What can prevent you from making a lot of mistakes while taking risks?

Anna
3 replies
A beginner investor may have difficulty understanding the nuances of the stock market. You can understand which companies are trustworthy and which are not. But if you invest to earn a lot of money, you have to take risks. What can prevent you from making a lot of mistakes while taking risks? First of all, an investor should be focused not on one individual stock, but on different varieties of risks. If you’re only getting interested in investing, you have to know what indicators would show a non-profitable investment. Risk is determined by covariance, especially if your portfolio has a large number of assets. http://www.veroney.com/

Replies

Raunaq Vaisoha
Coming from the perspective of a common/non-professional investor, I simply make a note of why I’m investing in a stock and then track its performance semi-annually. So, for instance, if I’m buying a stock with a higher P/E than the industry benchmark, I would typically write down why and then test my hypothesis over time.
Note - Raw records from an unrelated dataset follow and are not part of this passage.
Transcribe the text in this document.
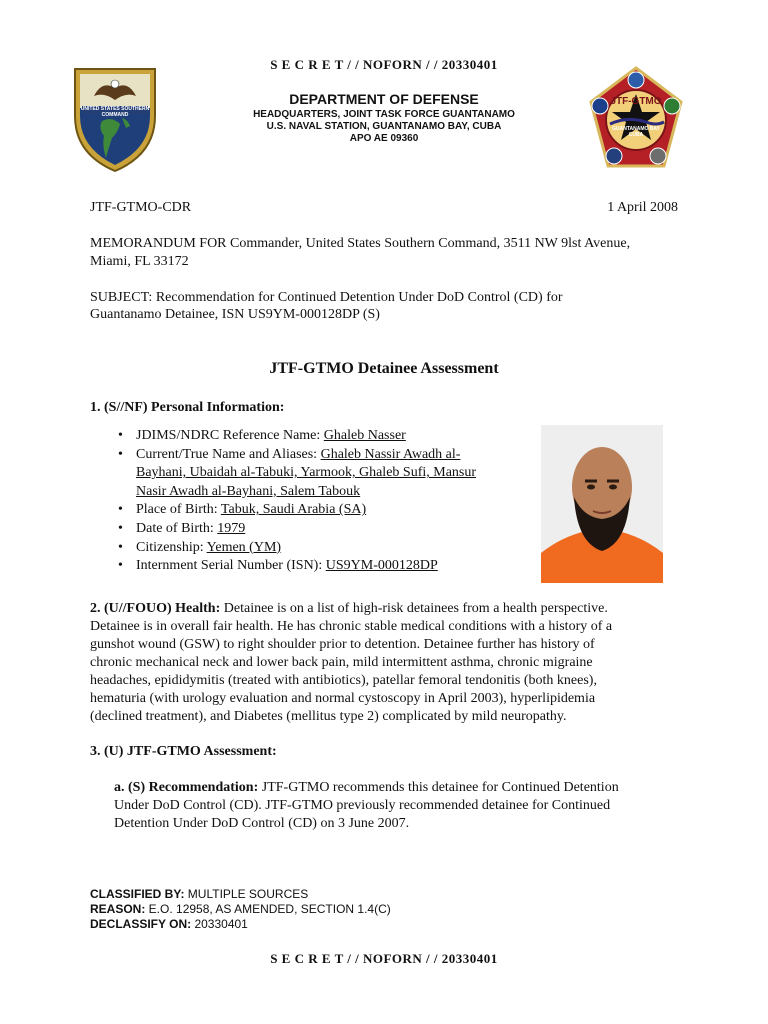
S E C R E T / / NOFORN / / 20330401
UNITED STATES SOUTHERN COMMAND
JTF-GTMO
GUANTANAMO BAY CUBA
DEPARTMENT OF DEFENSE
HEADQUARTERS, JOINT TASK FORCE GUANTANAMO
U.S. NAVAL STATION, GUANTANAMO BAY, CUBA
APO AE 09360
JTF-GTMO-CDR	1 April 2008
MEMORANDUM FOR Commander, United States Southern Command, 3511 NW 9lst Avenue,
Miami, FL 33172
SUBJECT: Recommendation for Continued Detention Under DoD Control (CD) for
Guantanamo Detainee, ISN US9YM-000128DP (S)
JTF-GTMO Detainee Assessment
1. (S//NF) Personal Information:
• JDIMS/NDRC Reference Name: Ghaleb Nasser
• Current/True Name and Aliases: Ghaleb Nassir Awadh al-
Bayhani, Ubaidah al-Tabuki, Yarmook, Ghaleb Sufi, Mansur
Nasir Awadh al-Bayhani, Salem Tabouk
• Place of Birth: Tabuk, Saudi Arabia (SA)
• Date of Birth: 1979
• Citizenship: Yemen (YM)
• Internment Serial Number (ISN): US9YM-000128DP
2. (U//FOUO) Health: Detainee is on a list of high-risk detainees from a health perspective.
Detainee is in overall fair health. He has chronic stable medical conditions with a history of a
gunshot wound (GSW) to right shoulder prior to detention. Detainee further has history of
chronic mechanical neck and lower back pain, mild intermittent asthma, chronic migraine
headaches, epididymitis (treated with antibiotics), patellar femoral tendonitis (both knees),
hematuria (with urology evaluation and normal cystoscopy in April 2003), hyperlipidemia
(declined treatment), and Diabetes (mellitus type 2) complicated by mild neuropathy.
3. (U) JTF-GTMO Assessment:
a. (S) Recommendation: JTF-GTMO recommends this detainee for Continued Detention
Under DoD Control (CD). JTF-GTMO previously recommended detainee for Continued
Detention Under DoD Control (CD) on 3 June 2007.
CLASSIFIED BY: MULTIPLE SOURCES
REASON: E.O. 12958, AS AMENDED, SECTION 1.4(C)
DECLASSIFY ON: 20330401
S E C R E T / / NOFORN / / 20330401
So if I end up losing money on the bet, I can learn where I went wrong and correct my strategy for the industry.
Abe Winter
if you're talking about algo finance, IMO you can't easily compete unless they have a very special proprietary dataset, a very special algorithm, or an operational / latency advantage. if you're talking about investing in young companies, startups make mistakes; there's a learning curve. but once you know what you're doing, there's value in operational excellence -- bezos has a good quote about permitting experiments but also executing very well when you scale.
Pushpak Mundre
If you are a new investor then I would suggest don't invest lot of money in market. your first step is invest very little amount of money in multiple companies and keep doing it for 1 year and throughout the year observe everything about the company. Now you have experience of one year and now you can pump in more money. I would suggest to read books like intelligent investor, The Little Book That Still Beats the Market by Joel Greenblatt and Poor Charlie's Almanack by Charlie Munger, last book is about the mental models which will help you not only in market but life.